- Also known as: Hot Auctions
- Starring: Michael Caton
- Country of origin: Australia
- Original language: English
- No. of seasons: 12
- No. of episodes: 200+

Production
- Producer: Beyond Television Productions
- Running time: 30mins (inc. adverts)

Original release
- Network: Seven Network (1999–2009) Nine Network (2010–2013)
- Release: 1999 – 2013

Related
- Hot Property (UK version)

= Hot Property (Australian TV series) =

Hot Property is an Australian real estate Channel Seven show that has aired since 1999. The program is hosted by actor Michael Caton. The half-hour show looks at problems Australians face when wanting to buy, build, renovate or rent homes. After a year off in 2006, the show returned in July 2007 on Sunday nights at 7pm. The premiere episode rated 1.3 million viewers and ranked 21 for the week. The show returned for a new season in 2008.

In 2010, the program moved to the Nine Network, Caton is returning as host and it is expected to be aired on 28 July 2010.

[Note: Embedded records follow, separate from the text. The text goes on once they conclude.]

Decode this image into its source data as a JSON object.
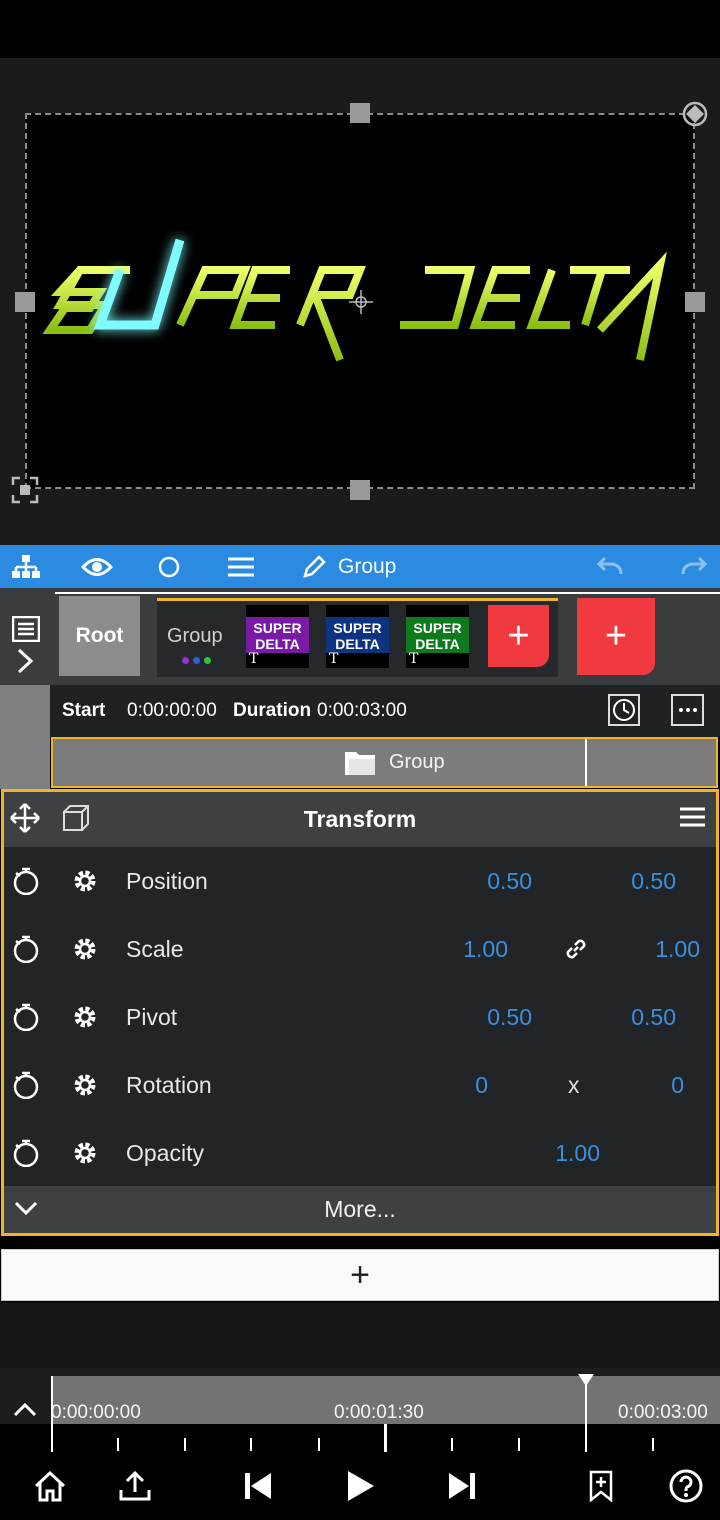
{
  "toolbar": {
    "group_label": "Group"
  },
  "layers": {
    "root_label": "Root",
    "group_label": "Group",
    "thumbnails": [
      {
        "line1": "SUPER",
        "line2": "DELTA",
        "color": "#7a1ba6"
      },
      {
        "line1": "SUPER",
        "line2": "DELTA",
        "color": "#0d3480"
      },
      {
        "line1": "SUPER",
        "line2": "DELTA",
        "color": "#0f7a1d"
      }
    ],
    "add_symbol": "+"
  },
  "info": {
    "start_label": "Start",
    "start_value": "0:00:00:00",
    "duration_label": "Duration",
    "duration_value": "0:00:03:00"
  },
  "groupbar": {
    "label": "Group"
  },
  "transform": {
    "title": "Transform",
    "rows": [
      {
        "label": "Position",
        "v1": "0.50",
        "sep": "",
        "v2": "0.50"
      },
      {
        "label": "Scale",
        "v1": "1.00",
        "sep": "link",
        "v2": "1.00"
      },
      {
        "label": "Pivot",
        "v1": "0.50",
        "sep": "",
        "v2": "0.50"
      },
      {
        "label": "Rotation",
        "v1": "0",
        "sep": "x",
        "v2": "0"
      },
      {
        "label": "Opacity",
        "v1": "",
        "sep": "",
        "v2": "1.00"
      }
    ],
    "more_label": "More..."
  },
  "add_layer_symbol": "+",
  "timeline": {
    "t0": "0:00:00:00",
    "t1": "0:00:01:30",
    "t2": "0:00:03:00"
  },
  "colors": {
    "accent_blue": "#2a8be0",
    "selection_orange": "#f0b429",
    "value_blue": "#3a8fe0",
    "add_red": "#f03a3f"
  }
}
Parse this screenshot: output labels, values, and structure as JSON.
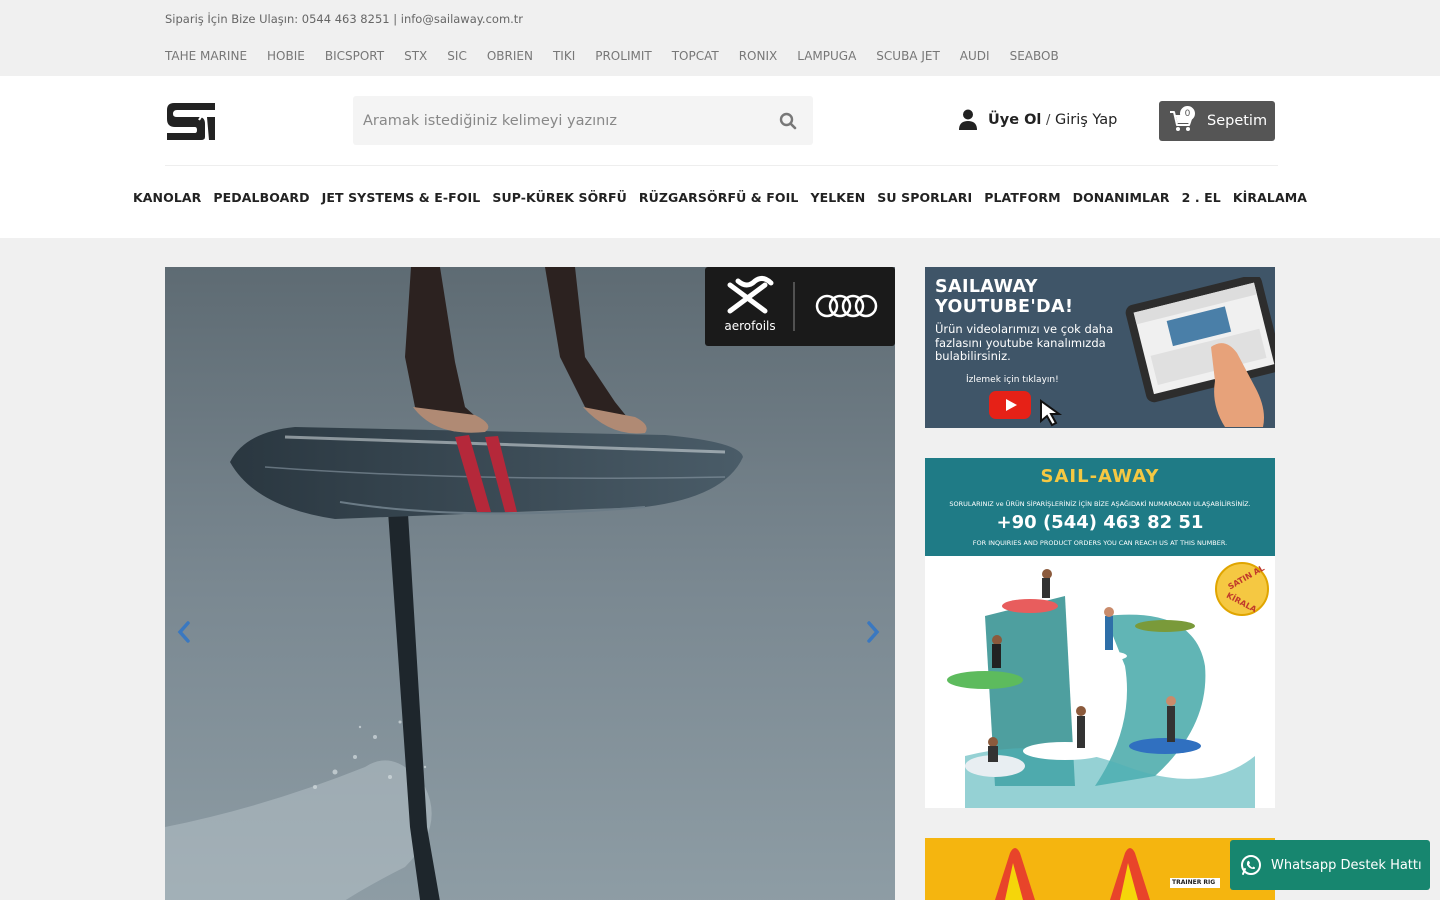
{
  "topbar": {
    "contact": "Sipariş İçin Bize Ulaşın: 0544 463 8251 | info@sailaway.com.tr",
    "brands": [
      "TAHE MARINE",
      "HOBIE",
      "BICSPORT",
      "STX",
      "SIC",
      "OBRIEN",
      "TIKI",
      "PROLIMIT",
      "TOPCAT",
      "RONIX",
      "LAMPUGA",
      "SCUBA JET",
      "AUDI",
      "SEABOB"
    ]
  },
  "header": {
    "search_placeholder": "Aramak istediğiniz kelimeyi yazınız",
    "user_register": "Üye Ol",
    "user_separator": "/",
    "user_login": "Giriş Yap",
    "cart_label": "Sepetim",
    "cart_count": "0"
  },
  "nav": [
    "KANOLAR",
    "PEDALBOARD",
    "JET SYSTEMS & E-FOIL",
    "SUP-KÜREK SÖRFÜ",
    "RÜZGARSÖRFÜ & FOIL",
    "YELKEN",
    "SU SPORLARI",
    "PLATFORM",
    "DONANIMLAR",
    "2 . EL",
    "KİRALAMA"
  ],
  "hero": {
    "brand_logo": "aerofoils",
    "prev_icon": "chevron-left-icon",
    "next_icon": "chevron-right-icon"
  },
  "youtube_banner": {
    "title_line1": "SAILAWAY",
    "title_line2": "YOUTUBE'DA!",
    "text": "Ürün videolarımızı ve çok daha fazlasını youtube kanalımızda bulabilirsiniz.",
    "cta": "İzlemek için tıklayın!"
  },
  "contact_banner": {
    "logo": "SAIL-AWAY",
    "line1": "SORULARINIZ ve ÜRÜN SİPARİŞLERİNİZ İÇİN BİZE AŞAĞIDAKİ NUMARADAN ULAŞABİLİRSİNİZ.",
    "phone": "+90 (544) 463 82 51",
    "line2": "FOR INQUIRIES AND PRODUCT ORDERS YOU CAN REACH US AT THIS NUMBER.",
    "badge_top": "SATIN AL",
    "badge_bottom": "KİRALA"
  },
  "third_banner": {
    "tag": "TRAINER RIG"
  },
  "whatsapp": {
    "label": "Whatsapp Destek Hattı"
  },
  "colors": {
    "cart_bg": "#555555",
    "whatsapp_bg": "#17866f",
    "contact_banner_bg": "#1f7b86",
    "youtube_banner_bg": "#3f5568",
    "accent_yellow": "#f5c842"
  }
}
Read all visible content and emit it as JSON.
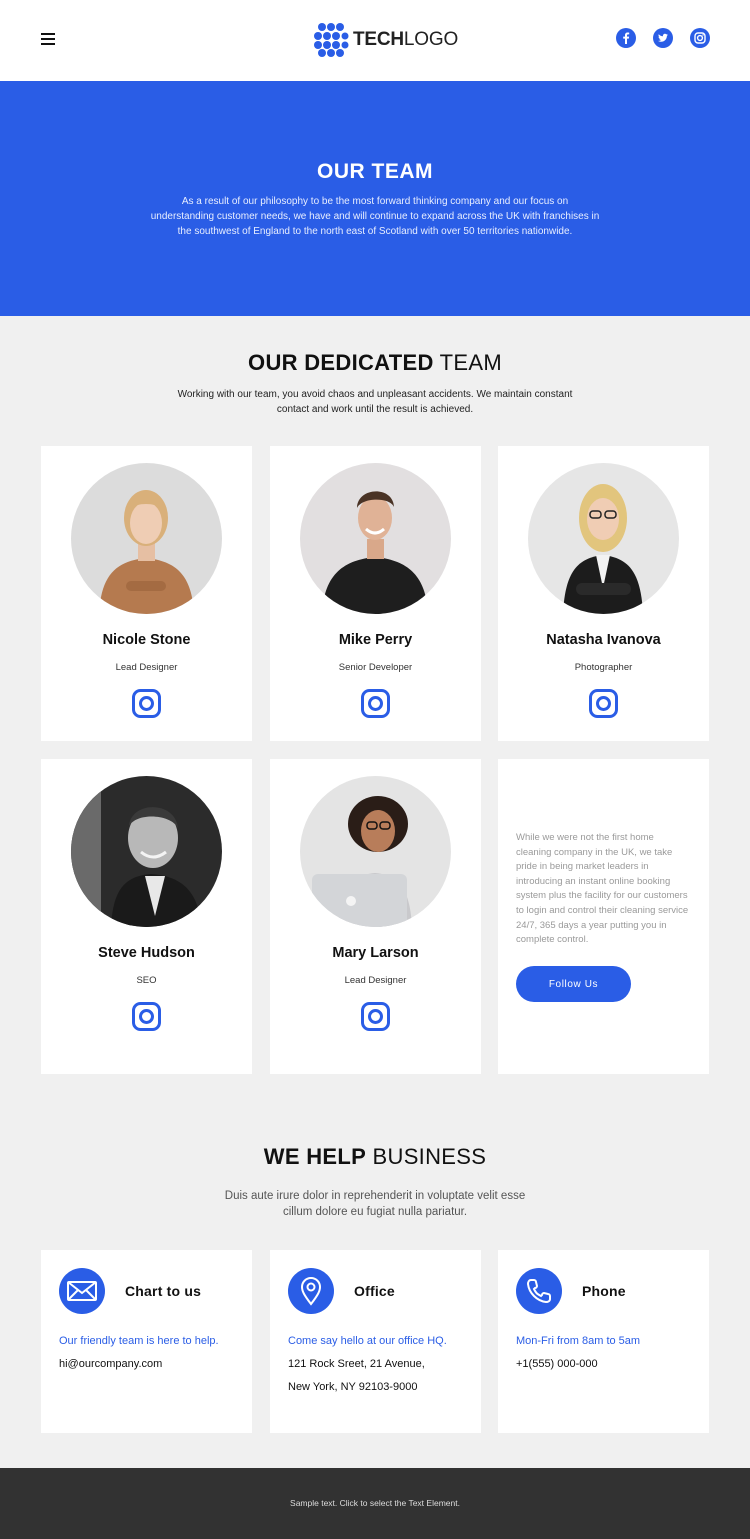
{
  "header": {
    "logo": {
      "bold": "TECH",
      "light": "LOGO"
    },
    "menu_icon": "hamburger-icon",
    "social": [
      "facebook-icon",
      "twitter-icon",
      "instagram-icon"
    ]
  },
  "hero": {
    "title": "OUR TEAM",
    "text": "As a result of our philosophy to be the most forward thinking company and our focus on understanding customer needs, we have and will continue to expand across the UK with franchises in the southwest of England to the north east of Scotland with over 50 territories nationwide."
  },
  "team": {
    "title_bold": "OUR DEDICATED",
    "title_light": " TEAM",
    "subtitle": "Working with our team, you avoid chaos and unpleasant accidents. We maintain constant contact and work until the result is achieved.",
    "members": [
      {
        "name": "Nicole Stone",
        "role": "Lead Designer"
      },
      {
        "name": "Mike Perry",
        "role": "Senior Developer"
      },
      {
        "name": "Natasha Ivanova",
        "role": "Photographer"
      },
      {
        "name": "Steve Hudson",
        "role": "SEO"
      },
      {
        "name": "Mary Larson",
        "role": "Lead Designer"
      }
    ],
    "info_text": "While we were not the first home cleaning company in the UK, we take pride in being market leaders in introducing an instant online booking system plus the facility for our customers to login and control their cleaning service 24/7, 365 days a year putting you in complete control.",
    "follow_label": "Follow Us"
  },
  "help": {
    "title_bold": "WE HELP",
    "title_light": " BUSINESS",
    "subtitle": "Duis aute irure dolor in reprehenderit in voluptate velit esse cillum dolore eu fugiat nulla pariatur.",
    "cards": [
      {
        "title": "Chart to us",
        "lead": "Our friendly team is here to help.",
        "lines": [
          "hi@ourcompany.com"
        ],
        "icon": "mail-icon"
      },
      {
        "title": "Office",
        "lead": "Come say hello at our office HQ.",
        "lines": [
          "121 Rock Sreet, 21 Avenue,",
          "New York, NY 92103-9000"
        ],
        "icon": "location-pin-icon"
      },
      {
        "title": "Phone",
        "lead": "Mon-Fri from 8am to 5am",
        "lines": [
          "+1(555) 000-000"
        ],
        "icon": "phone-icon"
      }
    ]
  },
  "footer": {
    "text": "Sample text. Click to select the Text Element."
  },
  "colors": {
    "accent": "#2a5de6",
    "footer_bg": "#323232",
    "page_bg": "#f0f0f0"
  }
}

Hot Property returned to air in 2012 on Thursday 17 May at 8pm.

==Hot Auctions==
Between 2000 and 2003, the program changed its name to Hot Auctions, and focused more on the auction process rather than renovations. Each episode would traditionally contain up to three different auctions. In August 2003, the camera setup is now in HD video replacing normal video camera as the show was now used in some Seven Network shows such as Home and Away and Ground Force.